Silenced: Brexit Support Results In UK Business Chief’s Suspension

British Chambers of Commerce Director General John Longworth speaks at their annual meeting in central London February 10, 2015.

The director-general of the British Chambers of Commerce (BCC) was suspended last night after he called for Britain to leave the European Union (EU). John Longworth had told reporters on Thursday the UK would be better off exiting the 28-member bloc but BCC directors claim this is at odds with the view of the lobby group’s own membership.

The organisation has said it will not campaign for either side in the 23 June referendum as its membership is split.

The Financial Times reported that the group’s board held an emergency meeting to discuss how to reconcile the difference in views between Mr Longworth and many BCC members on EU membership.

Members were later told Mr Longworth had been temporarily suspended for breaching the group’s official position of neutrality, the paper added.

Following confirmation of the suspension, Christopher Mills, the UKIP business spokesman backed Mr Longworth and his right to be heard. He said:

“John Longworth may not represent the views of all of his members, however he has a fundamental right, at least for now, to express his views, views which he made clear were his own and not of the BCC.

“Freedom of speech is vital for the good functioning of both society and business and it shocking that the BCC should threaten his livelihood for expressing a point of view that is accepted by millions of ordinary people in this country.
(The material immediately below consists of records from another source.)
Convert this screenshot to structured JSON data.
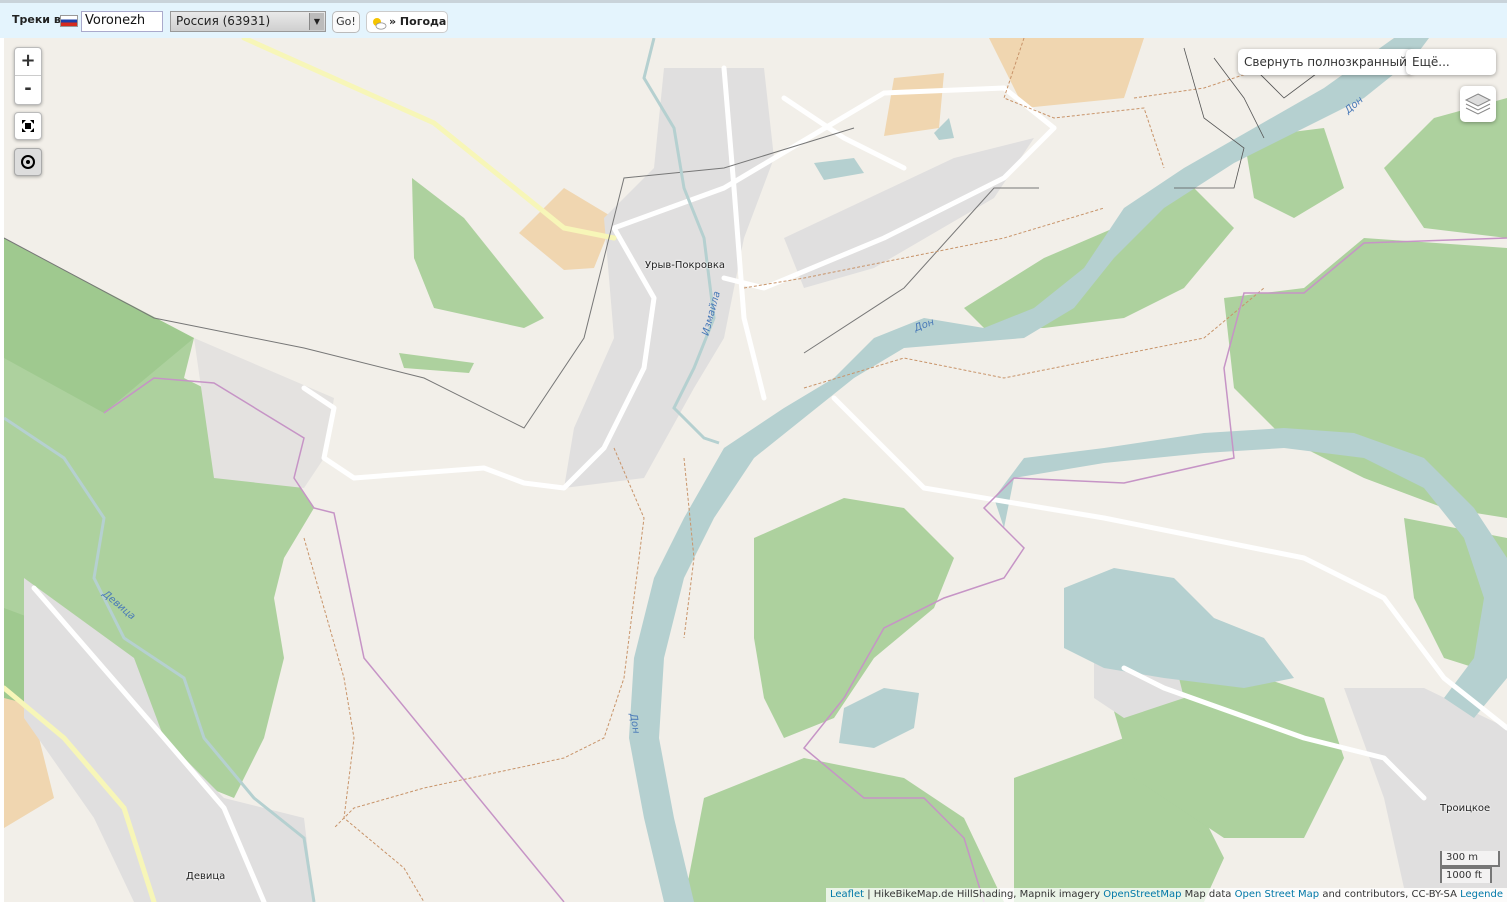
{
  "toolbar": {
    "label": "Треки в",
    "city_value": "Voronezh",
    "country_select": "Россия (63931)",
    "go_label": "Go!",
    "weather_label": "» Погода"
  },
  "map_controls": {
    "zoom_in": "+",
    "zoom_out": "-",
    "fullscreen_button": "Свернуть полнозкранный",
    "more_button": "Ещё..."
  },
  "map_labels": {
    "village_1": "Урыв-Покровка",
    "village_2": "Девица",
    "village_3": "Троицкое",
    "river_don": "Дон",
    "river_devitsa": "Девица",
    "river_izmaylа": "Измайла"
  },
  "scale": {
    "metric": "300 m",
    "imperial": "1000 ft"
  },
  "attribution": {
    "leaflet": "Leaflet",
    "rest": " | HikeBikeMap.de HillShading, Mapnik imagery ",
    "osm_link": "OpenStreetMap",
    "mid": " Map data ",
    "osm_link2": "Open Street Map",
    "tail": " and contributors, CC-BY-SA ",
    "legend": "Legende"
  },
  "colors": {
    "land": "#f2efe9",
    "forest": "#add19e",
    "water": "#b5d0d0",
    "residential": "#e0dfdf",
    "farm": "#f0d6b0"
  }
}
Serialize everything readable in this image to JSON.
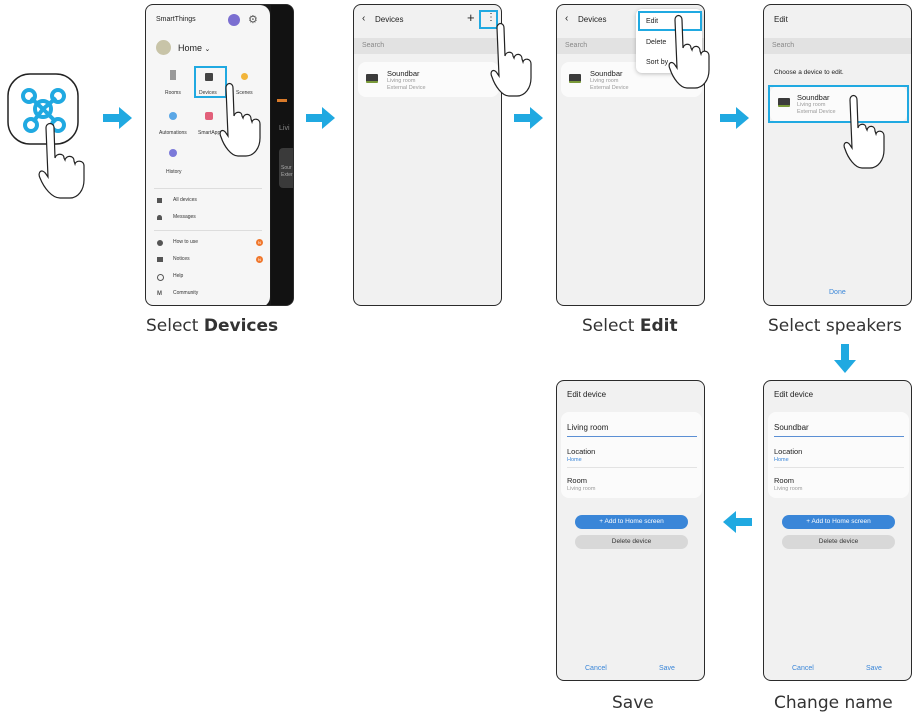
{
  "captions": {
    "step1": [
      "Select ",
      "Devices"
    ],
    "step3": [
      "Select ",
      "Edit"
    ],
    "step4": "Select speakers",
    "step5": "Change name",
    "step6": "Save"
  },
  "panel1": {
    "app_title": "SmartThings",
    "location": "Home",
    "tiles": [
      "Rooms",
      "Devices",
      "Scenes",
      "Automations",
      "SmartApps",
      "History"
    ],
    "menu": [
      "All devices",
      "Messages",
      "How to use",
      "Notices",
      "Help",
      "Community"
    ],
    "badges": [
      "N",
      "N"
    ],
    "peek_text": [
      "Livi",
      "Sour",
      "Exter"
    ]
  },
  "devices_list": {
    "title": "Devices",
    "search_placeholder": "Search",
    "device_name": "Soundbar",
    "device_room": "Living room",
    "device_type": "External Device",
    "add_icon": "+",
    "more_icon": "⋮"
  },
  "menu_popup": {
    "items": [
      "Edit",
      "Delete",
      "Sort by"
    ]
  },
  "edit_screen": {
    "title": "Edit",
    "search_placeholder": "Search",
    "instruction": "Choose a device to edit.",
    "device_name": "Soundbar",
    "device_room": "Living room",
    "device_type": "External Device",
    "done": "Done"
  },
  "edit_device_a": {
    "title": "Edit device",
    "name_value": "Soundbar",
    "location_label": "Location",
    "location_value": "Home",
    "room_label": "Room",
    "room_value": "Living room",
    "add_home": "+  Add to Home screen",
    "delete": "Delete device",
    "cancel": "Cancel",
    "save": "Save"
  },
  "edit_device_b": {
    "title": "Edit device",
    "name_value": "Living room",
    "location_label": "Location",
    "location_value": "Home",
    "room_label": "Room",
    "room_value": "Living room",
    "add_home": "+  Add to Home screen",
    "delete": "Delete device",
    "cancel": "Cancel",
    "save": "Save"
  },
  "colors": {
    "accent": "#20a9e1",
    "link_blue": "#3a86d8",
    "phone_bg": "#f1f1f1"
  }
}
“Many members of the BCC are supportive of the UK’s membership of the EU as it encourages wages of ordinary workers being kept down as was accepted by Lord Rose leader of the ‘In’ campaign, regardless of the consequences for hard working British families or the long term interests of the British people.”

A recent survey by the BCC of 2,000 of its members found that 60 per cent would vote to stay in the EU, while only 30 per cent would vote for the Out camp, with 10 per cent undecided.

In his speech at the BCC’s annual conference on Thursday Longworth had said the organisation was not going to campaign on either side of the EU debate but gave his “personal observations”.

“In the long run we have the capacity and capability to create a bright, if not brighter, economic future outside of the EU just as we would have done had we had the opportunity to stay in a truly reformed Europe,” he said.

Speaking to Sky News later, Mr Longworth said: “I actually went on in my speech beyond what the Chambers of Commerce believe, to talk a little bit about what my analysis of the evidence has been.

“And my analysis of the evidence is that actually, with the reforms that we received so far, the UK would be better off taking a decision to leave the European Union.”